Стряслось непоправимое: на вторую неделю холостяцкой жизни Тюхин вдруг опять запил, да так смаху, так по-черному, будто никогда и не завязывал, будто их и не было вовсе — тринадцати лет трезвенности с тихим семейным счастьем, утренними пробежками по лесопарку, загранкомандировками…
За окном шел снег. Обреченно покачиваясь, Тюхин сидел на диване. В комнате было темно, на душе тошно. Саднил подбитый глаз. Вчерашнее никак не вспоминалось. «Ну вот, вот и провалы в памяти, — думал Тюхин, сглатывая, — следующим номером будут слуховые галлюцинации, видения, быстрая деградация личности, удельнинская психушка, все тот же лечащий врач со страшной, как разряд электрошокера, фамилией — Шпирт…» «Тюхин, даю вам установку: отныне и до гробовой доски — водка для вас яд! Па-акость! Кошачья моча! Слюна туберкулезной соседки!..» И тошнотный спазм. И холодная испарина. И слабый от гипнотического транса собственный голос: «А это… а портвейн?..»
О-о!..
Смердело невытряхнутой пепельницей, бабскими духами. Куда-то сгинул стоявший в изголовье торшер. Мучительно кривясь, Тюхин дотянулся до тускло поблескивавшей на журнальном столике зажигалочки и чиркнул колесиком.

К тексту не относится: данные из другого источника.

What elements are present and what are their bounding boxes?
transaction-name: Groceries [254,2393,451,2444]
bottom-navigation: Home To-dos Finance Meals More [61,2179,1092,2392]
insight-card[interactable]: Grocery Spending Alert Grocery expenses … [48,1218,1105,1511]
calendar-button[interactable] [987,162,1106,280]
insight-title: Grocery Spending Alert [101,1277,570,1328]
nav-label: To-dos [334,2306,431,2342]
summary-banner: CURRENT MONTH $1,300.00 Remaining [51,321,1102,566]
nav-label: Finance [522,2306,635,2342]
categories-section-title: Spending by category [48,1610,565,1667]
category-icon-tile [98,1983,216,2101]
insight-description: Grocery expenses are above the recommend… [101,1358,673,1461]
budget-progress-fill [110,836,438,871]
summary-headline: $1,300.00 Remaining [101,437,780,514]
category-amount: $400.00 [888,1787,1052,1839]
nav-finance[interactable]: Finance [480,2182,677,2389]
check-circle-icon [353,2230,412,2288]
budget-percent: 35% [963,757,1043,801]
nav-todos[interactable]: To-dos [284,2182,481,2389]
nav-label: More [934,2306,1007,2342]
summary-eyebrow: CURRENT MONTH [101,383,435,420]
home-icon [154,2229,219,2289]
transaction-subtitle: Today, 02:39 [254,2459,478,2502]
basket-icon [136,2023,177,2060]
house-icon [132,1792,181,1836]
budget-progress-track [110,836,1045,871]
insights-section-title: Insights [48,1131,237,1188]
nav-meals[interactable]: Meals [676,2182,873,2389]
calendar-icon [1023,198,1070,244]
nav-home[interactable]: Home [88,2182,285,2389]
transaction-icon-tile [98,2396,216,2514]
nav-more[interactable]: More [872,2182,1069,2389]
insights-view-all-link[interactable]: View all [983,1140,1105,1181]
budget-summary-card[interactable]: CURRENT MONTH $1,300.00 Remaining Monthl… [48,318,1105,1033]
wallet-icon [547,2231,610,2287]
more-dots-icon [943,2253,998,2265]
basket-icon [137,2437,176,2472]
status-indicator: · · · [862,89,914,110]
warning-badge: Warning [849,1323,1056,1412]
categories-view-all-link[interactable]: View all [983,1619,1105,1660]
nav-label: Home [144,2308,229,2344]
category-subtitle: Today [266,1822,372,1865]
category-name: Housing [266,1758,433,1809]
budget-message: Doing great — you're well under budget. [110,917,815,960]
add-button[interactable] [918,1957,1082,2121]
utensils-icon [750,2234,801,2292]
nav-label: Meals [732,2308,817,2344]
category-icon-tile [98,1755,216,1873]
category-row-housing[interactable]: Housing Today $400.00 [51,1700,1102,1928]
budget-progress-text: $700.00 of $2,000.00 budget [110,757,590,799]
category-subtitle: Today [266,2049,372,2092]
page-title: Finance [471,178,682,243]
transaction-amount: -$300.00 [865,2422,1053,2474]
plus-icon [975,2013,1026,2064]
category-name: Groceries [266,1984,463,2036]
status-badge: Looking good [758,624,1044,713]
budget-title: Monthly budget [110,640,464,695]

Бутылка из-под шампанского была пуста. Один фужер валялся на ковре, во втором, недопитом, плавал разбухший, с помадой на фильтре, окурок. Вспышечно, Тюхин припомнил ее, вчерашнюю, крашенную пергидролем ларечную прошмондовку — чин-чин, чувачок! — промельком Тюхин увидел ее и зажмурился, застонал от презрения к себе. Светя зажигалкой, он брезгливо выудил двумя пальцами распухший трупик «мальборо» и, то ли вслух, то ли мысленно, констатировал: «Дрянь! О какая ничтожная грязная дрянь!.. Боже, а руки-то, руки-то как дрожат!.. И что? И ты это выпьешь?!»
И тяжело вздохнул, и коротко выхыкнув, давясь, высмоктал…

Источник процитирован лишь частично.